The useful life of a depreciable asset is shorter than its physical life and is:

  •  pre-determined legal or contractual limits, such as the expiry dates of related leases;
  •  directly governed extraction or consumption;
  •  dependent on the extent of use and physical deterioration on account of wear and tear which again depends on operational factors, such as, the number of shifts for which the asset is to be used, repair and maintenance policy of the enterprise, etc; and
  •  reduced obsolescence arising from such factors as :
  1.  technological changes;
  2.  improvement in production methods;
  3.  change in market demand for the product or service output of the asset; or
  4.  legal or other restrictions.

Determination of the useful life of a depreciable asset is a matter of estimation and is normally based on various factors including experience with similar types of assets. Such estimation is more difficult for an asset using new technology or used in the production of a new product or in the provision of a new service but is nevertheless required on some reasonable basis. Determination of residual value of an asset is normally a difficult matter. If such value is considered as insignificant, it is normally regarded as nil. On the contrary, if the residual value is likely to be significant, it is estimated at the time of acquisition/installation, or at the time of subsequent revaluation of the asset. One of the bases for determining the residual value would be the realisable value of similar assets which have reached the end of their useful lives and have operated under conditions similar to those in which the asset will be used.

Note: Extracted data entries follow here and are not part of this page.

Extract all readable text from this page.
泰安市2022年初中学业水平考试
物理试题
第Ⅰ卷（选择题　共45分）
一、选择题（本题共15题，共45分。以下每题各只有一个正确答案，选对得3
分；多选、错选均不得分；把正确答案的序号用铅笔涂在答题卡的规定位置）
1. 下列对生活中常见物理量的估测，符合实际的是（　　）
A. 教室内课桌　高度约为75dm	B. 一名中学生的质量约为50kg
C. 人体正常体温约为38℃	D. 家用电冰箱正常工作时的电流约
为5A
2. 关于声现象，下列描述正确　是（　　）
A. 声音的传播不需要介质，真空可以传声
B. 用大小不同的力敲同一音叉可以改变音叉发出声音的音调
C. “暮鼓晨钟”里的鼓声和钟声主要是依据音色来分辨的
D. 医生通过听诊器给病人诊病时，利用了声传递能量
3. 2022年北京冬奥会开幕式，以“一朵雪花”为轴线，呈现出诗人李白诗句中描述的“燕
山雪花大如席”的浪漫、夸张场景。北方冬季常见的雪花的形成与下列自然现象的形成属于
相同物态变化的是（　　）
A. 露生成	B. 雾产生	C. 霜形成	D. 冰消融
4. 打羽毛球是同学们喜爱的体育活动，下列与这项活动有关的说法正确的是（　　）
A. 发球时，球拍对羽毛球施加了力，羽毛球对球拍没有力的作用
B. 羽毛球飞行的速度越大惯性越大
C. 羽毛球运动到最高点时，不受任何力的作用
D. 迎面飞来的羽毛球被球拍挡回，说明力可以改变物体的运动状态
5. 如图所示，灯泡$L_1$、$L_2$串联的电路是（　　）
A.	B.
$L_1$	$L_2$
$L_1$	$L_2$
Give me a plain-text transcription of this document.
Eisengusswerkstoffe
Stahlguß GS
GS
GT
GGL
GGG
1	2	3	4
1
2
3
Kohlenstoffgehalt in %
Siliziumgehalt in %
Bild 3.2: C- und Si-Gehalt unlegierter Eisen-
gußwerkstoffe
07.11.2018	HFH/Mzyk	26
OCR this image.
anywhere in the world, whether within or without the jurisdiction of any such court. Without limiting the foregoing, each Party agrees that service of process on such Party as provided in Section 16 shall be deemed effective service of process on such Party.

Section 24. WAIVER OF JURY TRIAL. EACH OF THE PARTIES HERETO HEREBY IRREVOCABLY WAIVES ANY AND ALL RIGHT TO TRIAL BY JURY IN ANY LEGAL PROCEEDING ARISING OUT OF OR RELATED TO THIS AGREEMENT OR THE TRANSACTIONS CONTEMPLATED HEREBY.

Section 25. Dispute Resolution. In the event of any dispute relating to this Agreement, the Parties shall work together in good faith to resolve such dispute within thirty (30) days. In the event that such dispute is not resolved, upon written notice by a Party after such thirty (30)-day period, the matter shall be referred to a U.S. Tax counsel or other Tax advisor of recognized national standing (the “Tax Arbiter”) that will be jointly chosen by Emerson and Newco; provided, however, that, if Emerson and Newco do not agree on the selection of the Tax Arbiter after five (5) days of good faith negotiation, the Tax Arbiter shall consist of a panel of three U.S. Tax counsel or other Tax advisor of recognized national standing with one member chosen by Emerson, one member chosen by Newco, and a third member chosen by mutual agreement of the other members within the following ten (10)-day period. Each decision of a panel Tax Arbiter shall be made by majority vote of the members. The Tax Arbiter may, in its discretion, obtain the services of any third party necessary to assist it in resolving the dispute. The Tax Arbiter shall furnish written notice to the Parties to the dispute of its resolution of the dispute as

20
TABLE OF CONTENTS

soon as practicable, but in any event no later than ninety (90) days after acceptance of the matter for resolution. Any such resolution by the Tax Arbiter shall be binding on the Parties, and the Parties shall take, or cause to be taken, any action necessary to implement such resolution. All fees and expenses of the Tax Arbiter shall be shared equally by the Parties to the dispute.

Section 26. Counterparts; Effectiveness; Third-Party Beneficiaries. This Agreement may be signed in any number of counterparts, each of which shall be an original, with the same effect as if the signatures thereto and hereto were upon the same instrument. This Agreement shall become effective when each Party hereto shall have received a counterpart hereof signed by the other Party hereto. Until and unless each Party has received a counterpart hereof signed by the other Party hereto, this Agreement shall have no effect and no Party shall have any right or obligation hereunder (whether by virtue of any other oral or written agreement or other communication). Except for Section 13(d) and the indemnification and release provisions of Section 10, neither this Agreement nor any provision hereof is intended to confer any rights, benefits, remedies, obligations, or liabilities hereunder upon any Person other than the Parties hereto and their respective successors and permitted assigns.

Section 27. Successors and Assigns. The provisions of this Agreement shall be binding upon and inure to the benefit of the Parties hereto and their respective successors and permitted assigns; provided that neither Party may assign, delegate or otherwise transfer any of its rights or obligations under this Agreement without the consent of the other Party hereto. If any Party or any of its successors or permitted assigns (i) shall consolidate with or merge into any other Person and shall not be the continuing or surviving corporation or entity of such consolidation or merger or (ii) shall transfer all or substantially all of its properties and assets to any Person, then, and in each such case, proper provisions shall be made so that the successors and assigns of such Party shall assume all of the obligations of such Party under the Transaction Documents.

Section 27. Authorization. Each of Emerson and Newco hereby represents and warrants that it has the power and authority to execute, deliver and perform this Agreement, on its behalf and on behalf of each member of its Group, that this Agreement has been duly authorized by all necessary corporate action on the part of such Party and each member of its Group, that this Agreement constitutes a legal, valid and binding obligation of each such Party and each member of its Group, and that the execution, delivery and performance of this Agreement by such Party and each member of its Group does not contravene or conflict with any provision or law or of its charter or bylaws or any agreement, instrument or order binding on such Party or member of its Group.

The quantum of depreciation to be provided in an accounting period involves the exercise of judgement management in the light of technical, commercial, accounting and legal requirements and accordingly may need periodical review. If it is considered that the original estimate of useful life of an asset requires any revision, the unamortised depreciable amount of the asset is charged to revenue over the revised remaining useful life. The useful lives of major depreciable assets or class of depreciable assets may be reviewed periodically. Where there is revision of estimated useful life of an asset, the unamortised depreciation amount should be charged over the remaining useful life too. An entity may adopt different types of methods of depreciation for different types of assets provided the same are adopted on a consistent basis. Even a company having plants at different locations may adopt different method of depreciation in the same accounting year. Further, it may be noted that the depreciation would be charged on pro-rata basis in respect of assets acquired during the financial year.